Originally Posted by Ryan1
I find it hard to believe that people still think that they can hear a difference between high-bitrate lossy and lossless, if all other things are equal (such as listening to the identical mix, volume matched).
I guess it's the same people who hear differences between 16 and 24 bits, and who wax poetic about "spacious, wide, detailed sound" from Pass Alephs and Krells compared to other properly performing amps, or can hear the difference between silver and coper speaker wire. Thee wouldn't be a whole "audiophile" industry if such people didn't exist.
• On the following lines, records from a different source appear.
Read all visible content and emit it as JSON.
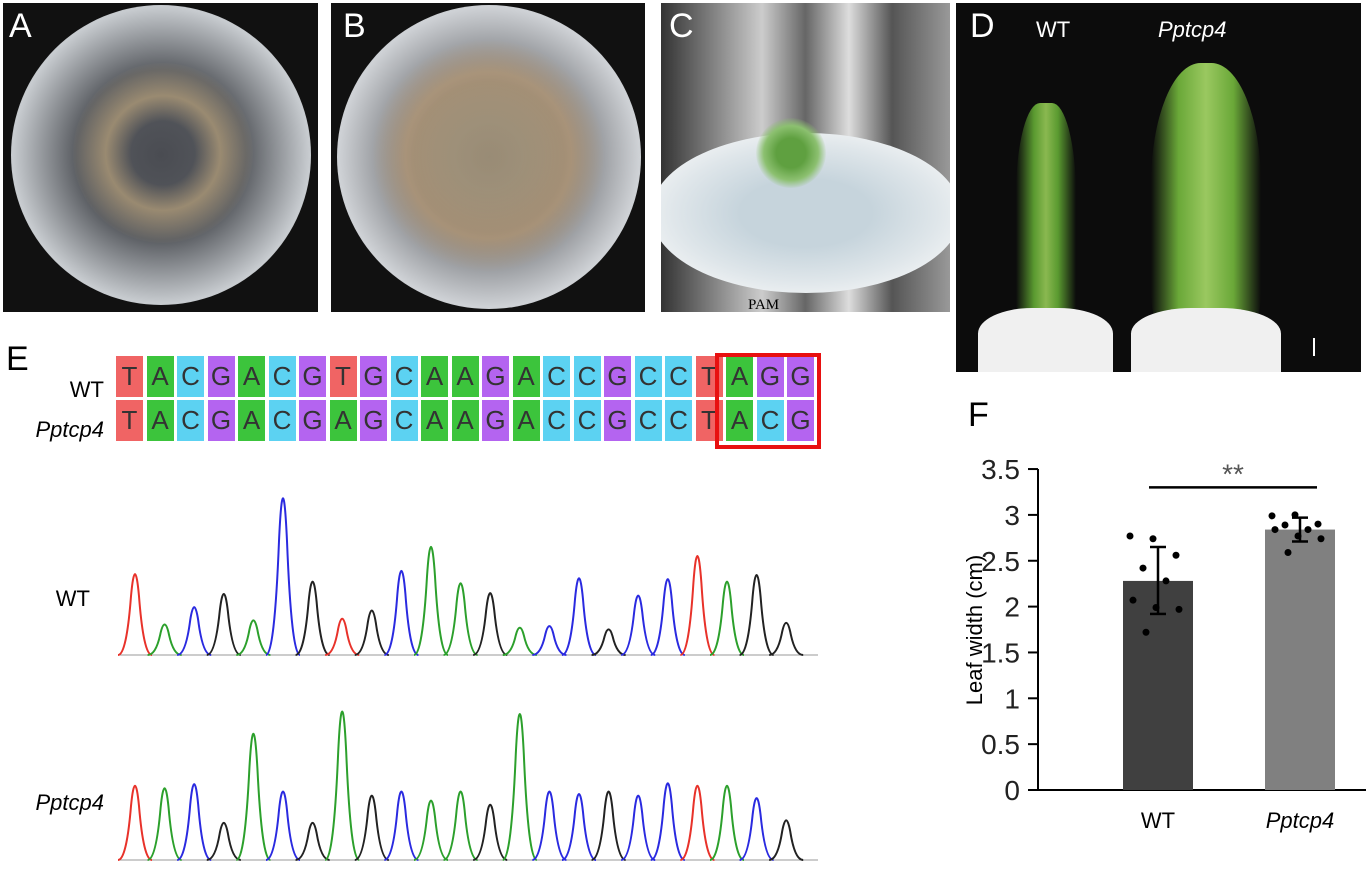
{
  "panels": {
    "a": {
      "label": "A"
    },
    "b": {
      "label": "B"
    },
    "c": {
      "label": "C"
    },
    "d": {
      "label": "D",
      "wt_label": "WT",
      "mutant_label": "Pptcp4"
    },
    "e": {
      "label": "E",
      "pam_label": "PAM",
      "row_labels": [
        "WT",
        "Pptcp4"
      ],
      "sequences": [
        "TACGACGTGCAAGACCGCCTAGG",
        "TACGACGAGCAAGACCGCCTACG"
      ],
      "base_colors": {
        "T": "#f06464",
        "A": "#3cc43c",
        "C": "#5cd2f2",
        "G": "#b464f0"
      },
      "trace_colors": {
        "T": "#e8322a",
        "A": "#2ca02c",
        "C": "#2a2ae0",
        "G": "#222222"
      },
      "chromatograms": [
        {
          "label": "WT",
          "peaks": [
            98,
            37,
            58,
            74,
            42,
            190,
            89,
            44,
            54,
            102,
            131,
            87,
            75,
            33,
            35,
            93,
            31,
            72,
            92,
            120,
            89,
            97,
            39
          ]
        },
        {
          "label": "Pptcp4",
          "peaks": [
            90,
            87,
            92,
            45,
            153,
            83,
            45,
            180,
            78,
            83,
            72,
            83,
            67,
            177,
            83,
            80,
            83,
            78,
            93,
            90,
            90,
            75,
            48
          ]
        }
      ]
    },
    "f": {
      "label": "F"
    }
  },
  "chart_data": {
    "type": "bar",
    "categories": [
      "WT",
      "Pptcp4"
    ],
    "values": [
      2.28,
      2.84
    ],
    "error_bars": [
      [
        1.92,
        2.65
      ],
      [
        2.71,
        2.97
      ]
    ],
    "points": [
      [
        2.77,
        2.74,
        2.56,
        2.42,
        2.28,
        2.07,
        1.99,
        1.97,
        1.72
      ],
      [
        2.99,
        3.0,
        2.9,
        2.89,
        2.84,
        2.84,
        2.77,
        2.74,
        2.59
      ]
    ],
    "bar_colors": [
      "#404040",
      "#808080"
    ],
    "ylabel": "Leaf width (cm)",
    "xlabel": "",
    "ylim": [
      0,
      3.5
    ],
    "yticks": [
      "0",
      "0.5",
      "1",
      "1.5",
      "2",
      "2.5",
      "3",
      "3.5"
    ],
    "significance": "**",
    "grid": false
  }
}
Think about it: if in double blind tests people cannot tell the difference between 192kbps AAC and lossless, in stereo and in controlled environment, why do you think they can tell the difference when multiple channels are involved, most carrying ambient sounds, in living rooms where the average noise floor is generally much higher than what you get with a good pair of headphones or in a studio?
It is entirely possible that sometimes the content provider has different mix for streaming than on disk, or that imperceptible differences in amplitude affect one's preferences -- humans perceive as "better" identical track played at as little as 0.1db higher amplitude.
This post is both:
A) Factually inaccurate, NUMEROUS examples exist of people telling the difference between 192 kbps bitrate compressed files and lossless files (see: McGill University Subjective Evaluation of MP3 Compression for Different Musical Genres). The difference is stark. Lines only start to get blurry (law-of-diminishing-returns) for most people when you get to 256 kbps.
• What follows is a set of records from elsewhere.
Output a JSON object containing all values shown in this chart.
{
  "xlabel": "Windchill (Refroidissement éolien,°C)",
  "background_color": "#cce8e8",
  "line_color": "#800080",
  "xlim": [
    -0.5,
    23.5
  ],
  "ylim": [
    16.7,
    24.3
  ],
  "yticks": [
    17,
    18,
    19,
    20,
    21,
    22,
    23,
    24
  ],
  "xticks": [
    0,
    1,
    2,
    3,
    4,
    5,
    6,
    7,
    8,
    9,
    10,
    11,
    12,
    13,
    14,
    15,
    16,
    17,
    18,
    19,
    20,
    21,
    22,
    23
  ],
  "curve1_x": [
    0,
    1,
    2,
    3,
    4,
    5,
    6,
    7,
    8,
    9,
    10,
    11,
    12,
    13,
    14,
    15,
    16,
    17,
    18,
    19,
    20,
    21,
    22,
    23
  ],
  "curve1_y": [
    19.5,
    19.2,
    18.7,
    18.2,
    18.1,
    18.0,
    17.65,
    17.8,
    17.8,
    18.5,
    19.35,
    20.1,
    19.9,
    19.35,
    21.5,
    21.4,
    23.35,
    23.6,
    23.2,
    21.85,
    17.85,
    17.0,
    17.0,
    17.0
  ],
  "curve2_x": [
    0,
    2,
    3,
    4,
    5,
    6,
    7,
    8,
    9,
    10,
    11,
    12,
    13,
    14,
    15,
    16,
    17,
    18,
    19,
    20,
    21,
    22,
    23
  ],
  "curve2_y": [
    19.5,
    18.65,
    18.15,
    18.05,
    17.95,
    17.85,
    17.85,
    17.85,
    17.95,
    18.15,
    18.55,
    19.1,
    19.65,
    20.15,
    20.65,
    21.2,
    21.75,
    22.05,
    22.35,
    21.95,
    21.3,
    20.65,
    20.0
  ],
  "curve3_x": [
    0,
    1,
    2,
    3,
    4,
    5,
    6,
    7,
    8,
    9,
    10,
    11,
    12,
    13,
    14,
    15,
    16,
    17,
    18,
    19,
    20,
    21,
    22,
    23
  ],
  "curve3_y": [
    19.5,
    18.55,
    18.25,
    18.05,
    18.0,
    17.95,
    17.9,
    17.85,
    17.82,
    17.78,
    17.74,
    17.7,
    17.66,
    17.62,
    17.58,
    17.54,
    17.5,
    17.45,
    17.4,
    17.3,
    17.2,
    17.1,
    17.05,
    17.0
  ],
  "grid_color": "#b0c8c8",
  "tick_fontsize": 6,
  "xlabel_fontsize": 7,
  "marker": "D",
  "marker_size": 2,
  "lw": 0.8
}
B) Completely Off-topic and mixing apples and oranges. The part that you many fail to understand while citing various references for 2-channel tests at xyz bitrate is that on the "Networking Media Servers and Content Streaming" forum the topic almost always being discussed is xyz bitrate being split not two but five (or more) ways. If my memory serves me right DVD "Dolby Digital" is 640 kbps being split 5 (not 2) ways... and I believe Netflix uses a much lower bitrate flavoring of Dolby Digital for their streaming these days (and it sounds like it too, to those of us that aren't using soundbars).
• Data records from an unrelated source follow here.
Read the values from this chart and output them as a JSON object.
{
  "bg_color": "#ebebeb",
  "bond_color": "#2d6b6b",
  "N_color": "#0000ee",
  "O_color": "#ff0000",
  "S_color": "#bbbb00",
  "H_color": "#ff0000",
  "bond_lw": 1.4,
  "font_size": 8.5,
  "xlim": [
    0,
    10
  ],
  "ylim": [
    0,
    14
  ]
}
C) Beyond that, and going back to 2-channel music (again, generally off-topic on this forum, but just to have the discussion), disc space is CAF these days, and I have no idea why so many people worry about/go out of their way justifying why they don't NEED the extra 1's and 0's. If your point is that sampling rates beyond the CD standard of 44.1 kHz is a great big waste of time for everyone in your house except your dog, I don't disagree. But most of the time, when someone goes way out of their way to try to PROVE what others can't hear/are placebo'ing as better sound, it turns out they either don't own/use "better/higher-end equipment" (2-channel music played through a 3-foot wide soundbar they bought for $200 at Best Buy vs. planar magnetic headphones connected to class A amplifiers), or they don't listen to much "well-mastered music that has a lot of dynamic range" (a lot of Red Hot Chili Peppers Californication and not a lot of Norah Jones Come Away With Me), or usually both.
It blows my mind why people spend so much money (many thousands of dollars) on something like a TV or an audio system, and then *pucker* at the idea of (literally) spending a couple dollars (at most) more on the Blu Ray or the CD compared to the HD Digital Download or MP3 digital download... ESPECIALLY when the Blu Ray and CD *come with* the Vudu digital redemption key and the MP3 autorip... seems so incredibly short-sighted to me.
I absolutely hear a difference between both Dolby Digital 5.1 surround and 256 kbps MP3 and Dolby True HD surround and 16-bit/44.1 uncompressed CD on my gear, and I can prove to myself and anyone that wants to administer the A-B test on me at my house... I've done so many times.